1.
Tutela (Vesayet)
Vesayet;
küçükleri ve kısıtlıları korumak, hukuken onları temsil etmek, malvarlıklarını
onların yerine idare etmekle görevli bir kurumdur. Bu görevi üstlenen kişilere
de vasi denir. Günümüzde vesayet TMK maddelerinde düzenlenmiştir.
Roma
hukukunda ise patria potestas altında bulunmayan ve henüz ergenlik çağına
erişmemiş Roma vatandaşları ile sui iuris kadınlara vasi atanırdı.

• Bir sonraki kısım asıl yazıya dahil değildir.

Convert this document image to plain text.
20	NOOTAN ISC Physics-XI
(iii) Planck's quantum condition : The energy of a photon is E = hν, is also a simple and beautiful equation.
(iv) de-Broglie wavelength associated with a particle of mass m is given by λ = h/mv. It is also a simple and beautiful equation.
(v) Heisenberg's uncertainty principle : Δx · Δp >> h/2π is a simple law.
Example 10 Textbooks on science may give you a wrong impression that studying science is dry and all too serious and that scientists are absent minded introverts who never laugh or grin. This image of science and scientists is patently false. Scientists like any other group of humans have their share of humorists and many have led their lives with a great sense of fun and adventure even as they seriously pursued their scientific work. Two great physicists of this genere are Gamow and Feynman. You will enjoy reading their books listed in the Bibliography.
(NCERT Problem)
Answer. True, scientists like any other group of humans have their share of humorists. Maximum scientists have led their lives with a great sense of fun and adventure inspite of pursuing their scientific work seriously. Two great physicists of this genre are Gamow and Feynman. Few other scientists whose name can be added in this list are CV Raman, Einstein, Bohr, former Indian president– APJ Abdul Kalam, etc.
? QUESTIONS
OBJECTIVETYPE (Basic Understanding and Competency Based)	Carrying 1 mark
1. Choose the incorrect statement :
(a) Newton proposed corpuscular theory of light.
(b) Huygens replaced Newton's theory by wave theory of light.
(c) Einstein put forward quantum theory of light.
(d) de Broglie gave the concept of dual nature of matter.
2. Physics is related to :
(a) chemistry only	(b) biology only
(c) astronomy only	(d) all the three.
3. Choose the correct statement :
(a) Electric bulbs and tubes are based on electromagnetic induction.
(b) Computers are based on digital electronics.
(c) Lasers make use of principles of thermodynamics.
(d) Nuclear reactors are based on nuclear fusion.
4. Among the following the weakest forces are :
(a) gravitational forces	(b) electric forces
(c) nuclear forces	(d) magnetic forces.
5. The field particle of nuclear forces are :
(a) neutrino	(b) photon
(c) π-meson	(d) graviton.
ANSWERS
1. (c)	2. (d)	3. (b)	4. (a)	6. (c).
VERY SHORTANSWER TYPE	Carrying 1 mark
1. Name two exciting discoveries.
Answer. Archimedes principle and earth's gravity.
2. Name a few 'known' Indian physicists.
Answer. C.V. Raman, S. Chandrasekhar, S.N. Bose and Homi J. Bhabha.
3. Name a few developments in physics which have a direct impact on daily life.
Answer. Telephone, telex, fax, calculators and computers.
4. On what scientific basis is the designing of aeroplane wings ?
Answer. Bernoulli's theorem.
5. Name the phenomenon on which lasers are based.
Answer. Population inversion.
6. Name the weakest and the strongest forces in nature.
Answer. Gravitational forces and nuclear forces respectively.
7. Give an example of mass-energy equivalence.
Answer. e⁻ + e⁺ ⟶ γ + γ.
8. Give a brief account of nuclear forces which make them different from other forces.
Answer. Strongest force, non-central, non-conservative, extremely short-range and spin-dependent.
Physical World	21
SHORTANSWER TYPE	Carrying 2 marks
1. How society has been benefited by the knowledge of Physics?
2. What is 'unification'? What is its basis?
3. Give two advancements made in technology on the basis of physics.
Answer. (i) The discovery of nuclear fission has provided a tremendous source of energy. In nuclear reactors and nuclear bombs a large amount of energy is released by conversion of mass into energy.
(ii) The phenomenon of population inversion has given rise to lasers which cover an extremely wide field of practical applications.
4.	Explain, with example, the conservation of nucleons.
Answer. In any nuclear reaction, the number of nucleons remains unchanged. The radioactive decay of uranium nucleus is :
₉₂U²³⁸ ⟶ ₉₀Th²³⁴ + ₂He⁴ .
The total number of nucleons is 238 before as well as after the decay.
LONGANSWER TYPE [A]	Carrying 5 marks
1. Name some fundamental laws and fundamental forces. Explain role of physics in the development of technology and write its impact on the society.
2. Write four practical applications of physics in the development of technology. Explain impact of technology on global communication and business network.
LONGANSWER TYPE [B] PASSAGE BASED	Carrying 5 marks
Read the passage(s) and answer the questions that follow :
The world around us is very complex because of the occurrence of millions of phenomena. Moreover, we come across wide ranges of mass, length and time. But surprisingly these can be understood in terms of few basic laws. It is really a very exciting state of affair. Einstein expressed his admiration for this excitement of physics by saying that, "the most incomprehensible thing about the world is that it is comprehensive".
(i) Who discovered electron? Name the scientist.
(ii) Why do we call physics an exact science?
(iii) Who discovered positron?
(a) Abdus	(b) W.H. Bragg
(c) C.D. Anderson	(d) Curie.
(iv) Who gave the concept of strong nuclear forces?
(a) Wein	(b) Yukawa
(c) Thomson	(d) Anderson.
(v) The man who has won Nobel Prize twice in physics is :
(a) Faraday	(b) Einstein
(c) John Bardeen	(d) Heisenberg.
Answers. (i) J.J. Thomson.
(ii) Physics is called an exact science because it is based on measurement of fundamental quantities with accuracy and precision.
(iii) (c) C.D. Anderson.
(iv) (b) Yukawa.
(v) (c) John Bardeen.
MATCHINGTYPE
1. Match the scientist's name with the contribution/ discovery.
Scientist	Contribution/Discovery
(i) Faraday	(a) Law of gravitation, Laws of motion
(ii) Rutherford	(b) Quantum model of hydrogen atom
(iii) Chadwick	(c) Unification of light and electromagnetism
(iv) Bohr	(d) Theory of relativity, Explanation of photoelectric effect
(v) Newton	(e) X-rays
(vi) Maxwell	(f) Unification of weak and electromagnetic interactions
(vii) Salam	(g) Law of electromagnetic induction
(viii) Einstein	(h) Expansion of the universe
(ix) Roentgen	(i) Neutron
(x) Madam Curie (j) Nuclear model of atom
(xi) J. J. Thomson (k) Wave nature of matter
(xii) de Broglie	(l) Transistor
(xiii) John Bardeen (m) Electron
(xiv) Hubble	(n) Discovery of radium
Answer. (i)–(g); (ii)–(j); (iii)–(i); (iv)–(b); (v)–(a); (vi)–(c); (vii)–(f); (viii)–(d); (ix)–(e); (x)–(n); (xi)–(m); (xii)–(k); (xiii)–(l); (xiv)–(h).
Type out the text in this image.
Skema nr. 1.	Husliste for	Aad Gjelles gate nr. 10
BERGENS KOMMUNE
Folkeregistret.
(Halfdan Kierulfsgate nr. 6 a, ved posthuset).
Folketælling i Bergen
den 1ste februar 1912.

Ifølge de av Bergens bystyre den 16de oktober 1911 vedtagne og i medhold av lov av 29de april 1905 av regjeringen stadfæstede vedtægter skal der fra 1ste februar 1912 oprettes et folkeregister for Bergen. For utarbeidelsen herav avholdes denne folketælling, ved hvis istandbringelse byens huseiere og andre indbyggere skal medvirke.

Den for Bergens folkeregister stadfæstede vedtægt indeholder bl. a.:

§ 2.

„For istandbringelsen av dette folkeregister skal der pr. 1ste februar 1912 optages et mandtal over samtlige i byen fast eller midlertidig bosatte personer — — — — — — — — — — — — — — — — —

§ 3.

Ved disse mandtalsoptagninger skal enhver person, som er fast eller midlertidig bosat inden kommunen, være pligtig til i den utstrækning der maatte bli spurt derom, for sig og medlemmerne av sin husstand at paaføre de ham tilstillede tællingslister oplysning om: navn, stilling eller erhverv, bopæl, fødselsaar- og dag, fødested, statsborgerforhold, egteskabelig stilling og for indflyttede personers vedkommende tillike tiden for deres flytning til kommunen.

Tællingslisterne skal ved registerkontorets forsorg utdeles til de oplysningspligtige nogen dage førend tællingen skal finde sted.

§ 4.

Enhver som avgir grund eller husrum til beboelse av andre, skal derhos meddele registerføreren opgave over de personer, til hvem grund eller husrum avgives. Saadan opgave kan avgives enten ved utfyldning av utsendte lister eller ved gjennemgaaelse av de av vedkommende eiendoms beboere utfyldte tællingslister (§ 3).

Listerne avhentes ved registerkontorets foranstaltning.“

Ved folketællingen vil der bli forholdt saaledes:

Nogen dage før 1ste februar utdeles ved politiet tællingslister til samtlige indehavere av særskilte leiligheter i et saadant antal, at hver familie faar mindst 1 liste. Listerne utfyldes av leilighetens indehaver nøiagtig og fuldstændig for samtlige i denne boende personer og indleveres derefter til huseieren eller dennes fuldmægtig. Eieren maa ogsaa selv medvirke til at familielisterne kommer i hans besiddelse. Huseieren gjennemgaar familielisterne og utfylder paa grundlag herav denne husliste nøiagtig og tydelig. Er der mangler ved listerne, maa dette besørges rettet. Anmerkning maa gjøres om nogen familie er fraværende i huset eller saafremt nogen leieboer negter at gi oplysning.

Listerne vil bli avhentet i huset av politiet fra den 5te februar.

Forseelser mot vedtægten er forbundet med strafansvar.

a. Küçükler Üzerinde Vesayet
Küçükler
üzerinde vesayete ihtiyaç duyulmasının nedeni küçüğün şahsının ve malvarlığının
korunması içindir. İlk zamanlarda vasinin küçük üzerindeki hakları patria
potestas gibi olsa da daha sonraları vesayetin amacının küçüğün himayesi olduğu
fikri yerleşmiştir.
Pater
Familias vasiyetinde vasi olmasını istediği kişiyi belirtebilirdi. Böyle bir düzenleme
yapılmamışsa küçüğün vasisi en yakın kanuni mirasçısı olurdu. O da yoksa
praetor vasi atardı.
b. Kadınlar Üzerinde Vesayet
Vesayet
kadının fiil ehliyetini kısıtlasa da kadının malvarlığının aile adına korunması
gerektiği düşüncesiyle yaşına bakılmaksızın kadına vasi atanırdı. Buradaki
vasiler de küçükler üzerindekiler gibi atanırdı (Bir süre sonra kadınların
vasilerini kendileri seçebilecekleri kabul edilmiştir).
Kadın
malvarlığını kendisi idare etse de bazı durumlarda vasiye ihtiyaç duyulurdu.
Bir süre sonra ise kadınlar üzerinde vesayet makamı kalkmıştır.
2.
Cura (Kayyımlık)
TMK
madde 403’e göre belli işleri görmek ve malvarlığını yönetmek maksadıyla atanan
kişilere kayyım denir. Kişinin korunması için fiil ehliyetinin kısıtlanması
gereken durumlarda kayyım atanır.
Roma’da ise akıl
hastaları ve müsrifler üzerinde kayyımlık düzenlemiştir.
a) Akıl Hastaları Üzerinde Kayyımlık
Akıl
hastası ve sui iuris kişilerin şahısları ve malvarlıkları ile ilgilenilmesi
için kayyım ataması yapılırdı. Kayyım kişinin malvarlığı ile ilgili bütün muameleleri
yapardı. Kayyım tayin edilmiş akıl hastası kişi sağlığına kavuşursa kayyımın
iktidarı sona ererdi.
b) Müsrifler Üzerinde Kayyımlık
Müsrifin
aile malvarlığına zarar vermesini engellemek için talep üzerine praetor kişi
hakkında kısıtlama kararı verebilirdi ve kişiye kayyım tayin edilirdi. Bu
kayyımın kişinin şahsı üzerinde hiçbir hakkı yoktur. Kayyım sadece malvarlığını
yönetir. Bunun dışında müsrif borç altına girmediği ya da hak devrini
gerektirmeyen hak kazandırıcı işlemleri kendisi yapabilirdi. Ayrıca kişinin
müsrifliği bırakması durumunda üzerindeki kayyımlık sona ererdi.